(ATTN: ADDS more comments, background info in paras 3, 7-10, byline)
By Oh Seok-min
SEOUL, April 22 (Yonhap) -- The defense ministry denied a Japanese news report Monday that Seoul has notified Tokyo of its detailed guidelines on fire-control radar operations in case of low-altitude flybys by Japanese maritime aircraft.
In December, Japan claimed that a South Korean warship locked fire-control radar on its maritime patrol aircraft in the neighbors' overlapping exclusive economic zones, but Seoul has said the warship never used any tracking radar as it was on a mission to rescue a North Korean fishing boat that was drifting in the East Sea.

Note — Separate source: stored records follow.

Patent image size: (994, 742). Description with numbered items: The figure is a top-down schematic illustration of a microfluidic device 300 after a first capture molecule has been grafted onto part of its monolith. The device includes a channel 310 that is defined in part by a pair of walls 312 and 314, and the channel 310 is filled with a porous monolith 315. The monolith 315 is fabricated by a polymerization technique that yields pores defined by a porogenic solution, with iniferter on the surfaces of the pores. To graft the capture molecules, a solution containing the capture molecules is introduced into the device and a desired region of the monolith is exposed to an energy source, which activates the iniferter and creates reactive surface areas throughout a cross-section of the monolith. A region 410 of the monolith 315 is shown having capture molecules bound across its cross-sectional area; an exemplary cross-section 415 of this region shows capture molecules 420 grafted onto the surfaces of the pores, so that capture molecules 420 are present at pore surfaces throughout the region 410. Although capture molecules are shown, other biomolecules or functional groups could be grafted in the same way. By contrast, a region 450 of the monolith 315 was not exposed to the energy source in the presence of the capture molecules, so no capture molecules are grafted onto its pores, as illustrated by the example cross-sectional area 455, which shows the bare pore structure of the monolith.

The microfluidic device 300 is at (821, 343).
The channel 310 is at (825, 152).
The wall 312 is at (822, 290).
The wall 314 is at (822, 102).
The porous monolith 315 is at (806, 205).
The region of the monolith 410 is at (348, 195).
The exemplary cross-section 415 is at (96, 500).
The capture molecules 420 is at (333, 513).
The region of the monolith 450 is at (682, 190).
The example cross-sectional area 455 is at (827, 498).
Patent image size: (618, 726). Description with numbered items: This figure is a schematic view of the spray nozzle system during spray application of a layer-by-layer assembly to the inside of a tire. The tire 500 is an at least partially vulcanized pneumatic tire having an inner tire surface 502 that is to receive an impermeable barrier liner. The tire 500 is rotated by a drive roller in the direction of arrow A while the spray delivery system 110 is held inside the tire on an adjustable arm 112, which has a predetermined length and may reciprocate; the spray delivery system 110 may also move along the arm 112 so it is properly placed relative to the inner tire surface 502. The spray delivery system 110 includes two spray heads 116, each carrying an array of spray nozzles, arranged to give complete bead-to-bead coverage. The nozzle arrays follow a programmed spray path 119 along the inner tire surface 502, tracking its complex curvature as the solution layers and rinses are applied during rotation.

Japan's Yomiuri Shimbun reported on Monday that the Seoul government in January outlined for Japan Seoul's radar operation guidelines while warning that South Korea would direct its radar at Japanese planes if they come as close as 3 nautical miles, or around 5.5 kilometers.
"We've not revealed any of our military manuals, including detailed operational procedures, to Japan," an official at the Seoul ministry said.
Such a news report appears to be caused by misunderstandings about Seoul's warnings to the Japanese side at the height of the conflict, he noted.
"In order to prevent any possible accidental naval clashes between the two sides, we stressed our policy stance and possible military responses in case of any recurrence when a defense attache from the Japanese Embassy in Seoul was called in," he said.
While noting that its operational manuals are more precise and specific, another Seoul military officer said Seoul made it clear in January that a warning message can be sent ahead of a radar operation in case of low-altitude flybys within 3 nautical miles by any maritime aircraft "which is in accordance with universal, international practices."
"We once again call for Japan to stop such menacing activities and come up with measures to prevent a recurrence," he added.
The defense ministry also expressed regret over Japan's unilateral disclosure of the fact that the two sides held a bilateral closed-door working-level meeting earlier this month, where Tokyo asked for the withdrawal of such a stance, a demand rejected by Seoul.
Following last year's incident, the South Korean military authorities beefed up their response manuals "in a more detailed manner," according to officials.
The radar row significantly soured military relations between the two countries, but there have been signs of improvement in recent weeks as officials of the two nations reportedly met earlier this month to discuss the agenda for next month's annual trilateral security talks also involving the United States.